Data-driven provider catalog

Beyond the ~20 hardcoded ProviderType arms, wcore-config/src/catalog.rs loads a bundled TOML table (data/providers.toml, compiled into the binary with include_str!) of additional OpenAI-compatible providers. The catalog currently holds 75 or more entries (the test suite asserts catalog.len() >= 75).

Each catalog entry has four required fields:

Field	Description
`id`	CLI id for `--provider <id>`. Must be unique.
`base_url`	OpenAI-compatible REST root (no trailing slash).
`env_var`	Environment variable holding the API key.
`api_path`	Optional. Path suffix appended to `base_url` for the chat completions endpoint. `None` defaults to `/v1/chat/completions`.

wcore-providers/src/catalog.rs:register_catalog wires each entry as an OpenAIProvider factory, skipping any id already claimed by a native ProviderType arm. The ProviderCompat for each catalog entry is derived from ProviderCompat::from_catalog_entry, which stamps the entry id as the provider_type for cost attribution and applies the api_path override.

One confirmed catalog entry is novita-ai (https://api.novita.ai/openai, NOVITA_API_KEY). Use --provider novita-ai to reach it. Other catalog entries follow the same pattern; consult the bundled data/providers.toml for the full list.

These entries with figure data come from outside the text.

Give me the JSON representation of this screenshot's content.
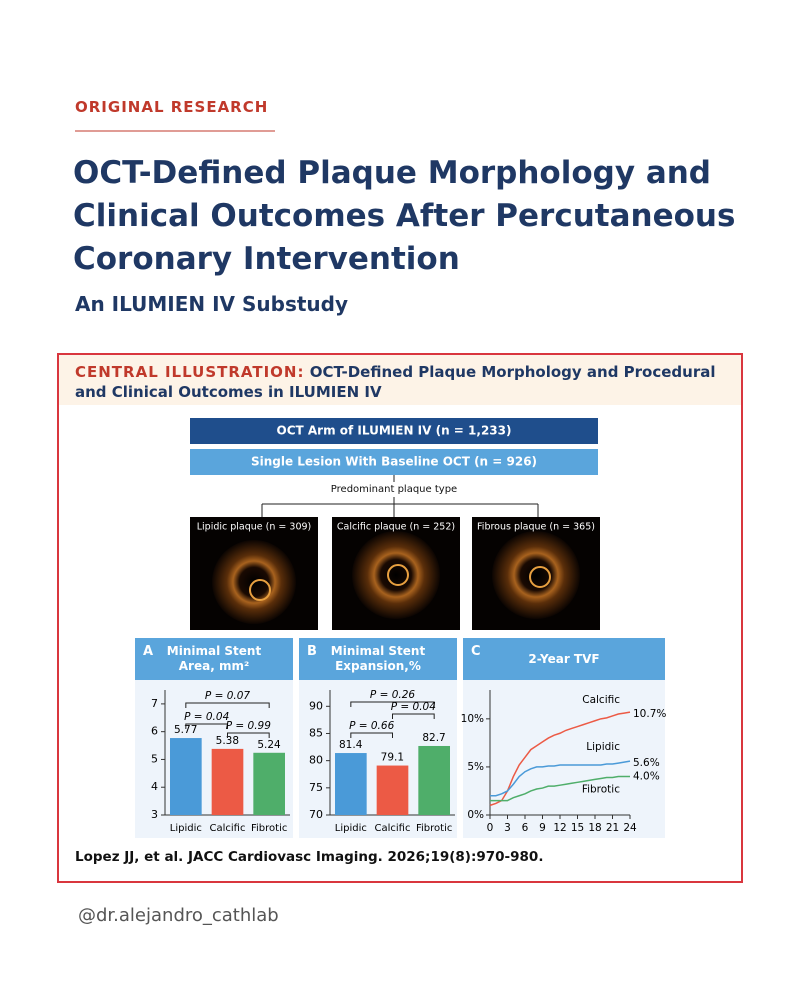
{
  "header": {
    "label": "ORIGINAL RESEARCH",
    "title": "OCT-Defined Plaque Morphology and Clinical Outcomes After Percutaneous Coronary Intervention",
    "subtitle": "An ILUMIEN IV Substudy"
  },
  "illustration": {
    "label": "CENTRAL ILLUSTRATION:",
    "heading": "OCT-Defined Plaque Morphology and Procedural and Clinical Outcomes in ILUMIEN IV",
    "flow": {
      "cohort": "OCT Arm of ILUMIEN IV (n = 1,233)",
      "subset": "Single Lesion With Baseline OCT (n = 926)",
      "branch_label": "Predominant plaque type",
      "groups": [
        "Lipidic plaque (n = 309)",
        "Calcific plaque (n = 252)",
        "Fibrous plaque (n = 365)"
      ]
    },
    "panels": [
      {
        "type": "bar",
        "letter": "A",
        "title": "Minimal Stent Area, mm²",
        "categories": [
          "Lipidic",
          "Calcific",
          "Fibrotic"
        ],
        "values": [
          5.77,
          5.38,
          5.24
        ],
        "colors": [
          "#4a9ad8",
          "#ec5a45",
          "#4fae6a"
        ],
        "ylim": [
          3,
          7.5
        ],
        "yticks": [
          3,
          4,
          5,
          6,
          7
        ],
        "comparisons": [
          "P = 0.07",
          "P = 0.04",
          "P = 0.99"
        ]
      },
      {
        "type": "bar",
        "letter": "B",
        "title": "Minimal Stent Expansion,%",
        "categories": [
          "Lipidic",
          "Calcific",
          "Fibrotic"
        ],
        "values": [
          81.4,
          79.1,
          82.7
        ],
        "colors": [
          "#4a9ad8",
          "#ec5a45",
          "#4fae6a"
        ],
        "ylim": [
          70,
          93
        ],
        "yticks": [
          70,
          75,
          80,
          85,
          90
        ],
        "comparisons": [
          "P = 0.26",
          "P = 0.04",
          "P = 0.66"
        ]
      },
      {
        "type": "line",
        "letter": "C",
        "title": "2-Year TVF",
        "xlim": [
          0,
          24
        ],
        "xticks": [
          0,
          3,
          6,
          9,
          12,
          15,
          18,
          21,
          24
        ],
        "ylim": [
          0,
          13
        ],
        "yticks": [
          {
            "value": 0,
            "label": "0%"
          },
          {
            "value": 5,
            "label": "5%"
          },
          {
            "value": 10,
            "label": "10%"
          }
        ],
        "x": [
          0,
          1,
          2,
          3,
          4,
          5,
          6,
          7,
          8,
          9,
          10,
          11,
          12,
          13,
          14,
          15,
          16,
          17,
          18,
          19,
          20,
          21,
          22,
          23,
          24
        ],
        "series": [
          {
            "name": "Calcific",
            "color": "#ec5a45",
            "end_label": "10.7%",
            "values": [
              1.0,
              1.2,
              1.5,
              2.5,
              4.0,
              5.2,
              6.0,
              6.8,
              7.2,
              7.6,
              8.0,
              8.3,
              8.5,
              8.8,
              9.0,
              9.2,
              9.4,
              9.6,
              9.8,
              10.0,
              10.1,
              10.3,
              10.5,
              10.6,
              10.7
            ]
          },
          {
            "name": "Lipidic",
            "color": "#4a9ad8",
            "end_label": "5.6%",
            "values": [
              2.0,
              2.0,
              2.2,
              2.5,
              3.2,
              4.0,
              4.5,
              4.8,
              5.0,
              5.0,
              5.1,
              5.1,
              5.2,
              5.2,
              5.2,
              5.2,
              5.2,
              5.2,
              5.2,
              5.2,
              5.3,
              5.3,
              5.4,
              5.5,
              5.6
            ]
          },
          {
            "name": "Fibrotic",
            "color": "#4fae6a",
            "end_label": "4.0%",
            "values": [
              1.5,
              1.5,
              1.5,
              1.5,
              1.8,
              2.0,
              2.2,
              2.5,
              2.7,
              2.8,
              3.0,
              3.0,
              3.1,
              3.2,
              3.3,
              3.4,
              3.5,
              3.6,
              3.7,
              3.8,
              3.9,
              3.9,
              4.0,
              4.0,
              4.0
            ]
          }
        ]
      }
    ],
    "citation": "Lopez JJ, et al. JACC Cardiovasc Imaging. 2026;19(8):970-980."
  },
  "footer": {
    "handle": "@dr.alejandro_cathlab"
  }
}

API key resolution for catalog providers

The resolution order for a catalog-backed provider (mirrors native providers):

--api-key CLI flag.
[providers.<name>].api_key in the config file.
The entry’s env_var read from the process environment.

A non-empty --base-url CLI flag or base_url in the config overrides the catalog entry’s URL.

ProviderCompat for self-hosted endpoints

The compat sub-table in a [providers.<name>] block lets you adjust per-provider wire behavior without touching the engine. Useful keys for self-hosted servers that diverge from strict OpenAI semantics:

[providers.my-local]
provider = "openai-compatible"
base_url = "http://localhost:8080/v1"
api_key  = "no-key"
compat.max_tokens_field         = "max_tokens"       # some servers use max_completion_tokens
compat.merge_assistant_messages = true               # merge consecutive assistant turns
compat.sanitize_schema          = true               # strip additionalProperties from tool schemas
compat.ensure_alternation       = true               # enforce user/assistant alternation

All compat.* keys are optional. Unset fields inherit the openai-compatible preset defaults.